Because the Small Farm Training Center is located with in a religious community, their growing methods are steeped in spiritual ideology based in ancient Vedic traditions. Sheldon pauses our tour to give a mini-workshop to a group of Indian devotees who traveled from Bloomington, Indiana, to tour the Palace of Gold and the surrounding gardens.

 

“The actually fact is, in the material world, there is no such thing as sustainability in the truest sense of the word, because it’s a temporary place. So if you can teach sustainability based on the existence of the soul and the existence of our dependence on god—that is real sustainability.”

 

Sheldon’s tour includes a walk-though the second of the training center’s gardens: the Garden of Seven Gates.

 

“The reason for that name is that there are actually seven, twenty-foot-wide, gated entrances surrounding a six-acre of what has become very fertile, productive, organic growing site which was formally an abandoned, abused pasturing ground that had been basically farmed to death for 150 years.”

 

The garden is surrounded by an eight-foot fence to protect it from the 100-deer per square mile that live in Marshall County.
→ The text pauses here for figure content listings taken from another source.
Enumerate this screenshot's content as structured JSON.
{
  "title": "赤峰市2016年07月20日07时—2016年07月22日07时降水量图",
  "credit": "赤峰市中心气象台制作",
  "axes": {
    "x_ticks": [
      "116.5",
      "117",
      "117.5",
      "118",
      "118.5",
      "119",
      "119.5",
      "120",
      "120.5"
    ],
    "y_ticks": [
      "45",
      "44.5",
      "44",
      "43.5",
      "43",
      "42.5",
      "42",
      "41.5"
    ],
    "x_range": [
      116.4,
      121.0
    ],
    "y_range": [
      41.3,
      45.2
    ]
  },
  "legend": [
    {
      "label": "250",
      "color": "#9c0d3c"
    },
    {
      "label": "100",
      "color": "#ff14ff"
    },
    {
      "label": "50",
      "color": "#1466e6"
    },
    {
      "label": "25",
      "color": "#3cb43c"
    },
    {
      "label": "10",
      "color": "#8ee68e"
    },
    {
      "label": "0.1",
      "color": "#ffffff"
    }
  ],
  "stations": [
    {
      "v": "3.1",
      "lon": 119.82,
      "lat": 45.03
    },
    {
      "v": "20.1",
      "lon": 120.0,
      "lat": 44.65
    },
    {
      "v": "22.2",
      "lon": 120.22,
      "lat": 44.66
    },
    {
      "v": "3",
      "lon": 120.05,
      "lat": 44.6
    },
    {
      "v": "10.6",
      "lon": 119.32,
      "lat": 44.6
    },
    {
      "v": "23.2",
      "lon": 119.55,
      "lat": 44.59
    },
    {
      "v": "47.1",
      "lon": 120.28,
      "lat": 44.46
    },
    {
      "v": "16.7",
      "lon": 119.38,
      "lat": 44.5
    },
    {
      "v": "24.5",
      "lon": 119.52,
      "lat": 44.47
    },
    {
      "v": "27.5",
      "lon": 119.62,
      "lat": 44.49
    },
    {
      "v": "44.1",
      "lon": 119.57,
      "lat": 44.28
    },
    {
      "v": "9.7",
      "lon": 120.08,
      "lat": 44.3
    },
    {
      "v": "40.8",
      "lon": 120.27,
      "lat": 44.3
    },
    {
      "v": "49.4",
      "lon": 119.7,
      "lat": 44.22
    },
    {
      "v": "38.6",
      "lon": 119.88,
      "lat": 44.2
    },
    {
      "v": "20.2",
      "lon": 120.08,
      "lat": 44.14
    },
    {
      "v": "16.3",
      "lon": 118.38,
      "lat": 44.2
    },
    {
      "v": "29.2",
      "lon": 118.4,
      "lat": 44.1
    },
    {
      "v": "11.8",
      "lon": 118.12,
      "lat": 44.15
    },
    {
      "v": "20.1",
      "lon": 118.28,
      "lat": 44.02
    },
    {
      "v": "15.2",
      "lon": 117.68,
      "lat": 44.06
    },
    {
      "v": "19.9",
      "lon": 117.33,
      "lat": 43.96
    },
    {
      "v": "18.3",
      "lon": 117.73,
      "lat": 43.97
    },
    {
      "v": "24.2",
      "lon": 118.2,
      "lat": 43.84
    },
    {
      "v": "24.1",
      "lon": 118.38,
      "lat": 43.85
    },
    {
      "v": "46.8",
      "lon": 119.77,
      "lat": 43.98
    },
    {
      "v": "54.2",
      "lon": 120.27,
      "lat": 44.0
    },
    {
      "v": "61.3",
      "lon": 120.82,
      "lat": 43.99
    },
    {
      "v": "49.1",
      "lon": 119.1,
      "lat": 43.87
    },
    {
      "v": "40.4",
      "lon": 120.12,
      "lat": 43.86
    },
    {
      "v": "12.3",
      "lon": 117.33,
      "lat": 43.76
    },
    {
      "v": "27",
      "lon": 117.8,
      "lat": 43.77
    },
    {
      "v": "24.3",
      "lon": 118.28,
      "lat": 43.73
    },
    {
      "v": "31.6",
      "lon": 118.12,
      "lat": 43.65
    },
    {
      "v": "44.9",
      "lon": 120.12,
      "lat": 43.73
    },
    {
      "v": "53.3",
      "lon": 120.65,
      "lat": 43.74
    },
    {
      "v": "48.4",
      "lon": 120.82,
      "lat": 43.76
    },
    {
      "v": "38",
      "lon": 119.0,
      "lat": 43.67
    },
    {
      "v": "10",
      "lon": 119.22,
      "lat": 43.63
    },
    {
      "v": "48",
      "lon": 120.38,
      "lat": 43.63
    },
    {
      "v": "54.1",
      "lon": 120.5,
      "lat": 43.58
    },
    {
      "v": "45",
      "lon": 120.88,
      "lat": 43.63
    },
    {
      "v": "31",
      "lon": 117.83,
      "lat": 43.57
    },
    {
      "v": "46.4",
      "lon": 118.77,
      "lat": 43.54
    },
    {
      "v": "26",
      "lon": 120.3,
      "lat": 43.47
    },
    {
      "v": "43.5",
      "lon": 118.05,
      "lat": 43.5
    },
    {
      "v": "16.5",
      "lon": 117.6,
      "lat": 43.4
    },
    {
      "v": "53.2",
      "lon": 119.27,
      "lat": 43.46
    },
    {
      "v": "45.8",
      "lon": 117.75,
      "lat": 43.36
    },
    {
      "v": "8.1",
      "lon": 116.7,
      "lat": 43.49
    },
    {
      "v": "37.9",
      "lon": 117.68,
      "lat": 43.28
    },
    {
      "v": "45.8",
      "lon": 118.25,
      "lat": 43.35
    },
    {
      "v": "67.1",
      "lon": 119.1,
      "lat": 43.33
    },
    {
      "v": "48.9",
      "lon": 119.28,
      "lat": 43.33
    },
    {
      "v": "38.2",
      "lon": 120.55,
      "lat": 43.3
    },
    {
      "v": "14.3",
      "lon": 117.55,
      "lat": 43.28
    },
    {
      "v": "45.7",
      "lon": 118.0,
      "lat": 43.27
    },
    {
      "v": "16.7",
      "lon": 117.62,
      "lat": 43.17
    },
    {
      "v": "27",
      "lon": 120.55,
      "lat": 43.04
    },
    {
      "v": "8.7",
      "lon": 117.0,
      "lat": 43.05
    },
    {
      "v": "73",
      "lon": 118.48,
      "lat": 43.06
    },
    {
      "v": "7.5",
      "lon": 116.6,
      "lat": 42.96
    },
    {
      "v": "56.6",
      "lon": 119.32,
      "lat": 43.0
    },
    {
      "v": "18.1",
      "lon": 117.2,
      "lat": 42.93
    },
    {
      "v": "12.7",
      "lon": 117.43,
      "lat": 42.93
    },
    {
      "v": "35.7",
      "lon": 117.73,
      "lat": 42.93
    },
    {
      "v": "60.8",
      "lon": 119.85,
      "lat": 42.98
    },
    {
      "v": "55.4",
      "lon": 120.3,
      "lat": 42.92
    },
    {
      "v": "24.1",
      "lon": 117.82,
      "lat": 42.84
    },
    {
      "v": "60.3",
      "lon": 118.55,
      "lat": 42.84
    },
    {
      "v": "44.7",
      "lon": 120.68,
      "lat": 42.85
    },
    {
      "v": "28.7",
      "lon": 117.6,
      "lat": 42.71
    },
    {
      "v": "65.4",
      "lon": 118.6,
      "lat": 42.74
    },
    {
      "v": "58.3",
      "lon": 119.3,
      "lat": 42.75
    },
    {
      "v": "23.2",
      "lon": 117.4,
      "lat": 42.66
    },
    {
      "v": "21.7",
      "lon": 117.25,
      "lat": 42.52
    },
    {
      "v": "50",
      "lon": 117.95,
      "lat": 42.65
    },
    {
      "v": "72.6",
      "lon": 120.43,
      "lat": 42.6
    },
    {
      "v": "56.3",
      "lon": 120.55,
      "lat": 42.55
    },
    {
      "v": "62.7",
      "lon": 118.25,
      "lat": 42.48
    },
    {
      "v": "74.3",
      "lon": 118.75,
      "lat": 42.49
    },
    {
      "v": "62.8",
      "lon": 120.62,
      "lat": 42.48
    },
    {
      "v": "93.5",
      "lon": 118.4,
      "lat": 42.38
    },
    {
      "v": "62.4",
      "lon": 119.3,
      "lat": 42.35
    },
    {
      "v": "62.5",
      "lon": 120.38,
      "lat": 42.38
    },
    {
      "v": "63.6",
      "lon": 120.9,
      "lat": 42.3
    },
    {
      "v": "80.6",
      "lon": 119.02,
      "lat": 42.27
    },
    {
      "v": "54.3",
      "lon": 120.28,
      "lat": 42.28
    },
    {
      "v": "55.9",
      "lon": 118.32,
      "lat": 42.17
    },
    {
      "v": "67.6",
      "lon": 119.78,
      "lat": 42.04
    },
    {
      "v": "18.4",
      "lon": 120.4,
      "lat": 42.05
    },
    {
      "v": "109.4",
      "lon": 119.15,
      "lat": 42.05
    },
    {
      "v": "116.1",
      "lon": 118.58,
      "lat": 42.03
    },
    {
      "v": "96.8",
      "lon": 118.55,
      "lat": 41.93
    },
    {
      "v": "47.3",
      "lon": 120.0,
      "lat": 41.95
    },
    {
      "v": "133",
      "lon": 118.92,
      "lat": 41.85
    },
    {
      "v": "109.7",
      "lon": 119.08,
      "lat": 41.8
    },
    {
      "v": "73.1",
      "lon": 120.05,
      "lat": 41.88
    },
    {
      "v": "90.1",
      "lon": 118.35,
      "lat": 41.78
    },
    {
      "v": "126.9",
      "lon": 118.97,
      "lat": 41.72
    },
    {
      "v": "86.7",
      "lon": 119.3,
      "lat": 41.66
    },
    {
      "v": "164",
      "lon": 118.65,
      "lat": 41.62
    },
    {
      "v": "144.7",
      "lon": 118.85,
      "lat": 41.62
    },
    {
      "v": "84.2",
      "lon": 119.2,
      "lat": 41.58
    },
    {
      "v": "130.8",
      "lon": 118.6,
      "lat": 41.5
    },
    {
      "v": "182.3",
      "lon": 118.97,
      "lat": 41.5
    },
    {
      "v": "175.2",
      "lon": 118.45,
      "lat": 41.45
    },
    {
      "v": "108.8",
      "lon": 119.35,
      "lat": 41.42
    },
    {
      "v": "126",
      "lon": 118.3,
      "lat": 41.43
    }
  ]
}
Sheldon says it was built with future generations in mind.

 

“My vision for it is that some day there will be residencies on the edge of it because there will be an economy and a culture that’s land-based. They will be an agrarian kind of people. So I wanted to create facility in a very futuristic way.”

 

The garden’s mission is to restore nutrients and productivity to the soil; to create and sustain community.

 

“When you use bio-intensive techniques and you understand that your duty is to bring fertility back up again, you can grow enormous amounts of food on small acreage.

 

In this larger production garden, they grow fava beans, mustard greens, buckwheat, swiss chard, tomatoes, cucumbers, cabbage, brussels spouts, okra, peppers, and beans. Sheldon says their growing philosophies are guided by and aim to tackle larger societal problems.

 

“We identify the food problem in America as not just a quantitative problem, but more of a qualitative problem. The quality of what people are eating is denatured. Even if they have a pantry full of food, most of it is grown in soils that are not nutrient-dense. So in order to get a healthy population thinking about the value of food, you have to show an example. And that’s really what the Small Farm Training Center does. It teaches by example and it really addresses the looming issue of food insecurity.”

 

Charitable donations and education provided through the training center are changing the menu in local soup kitchens where for several months a year Swiss Chard has become known as West Virginia Spinach.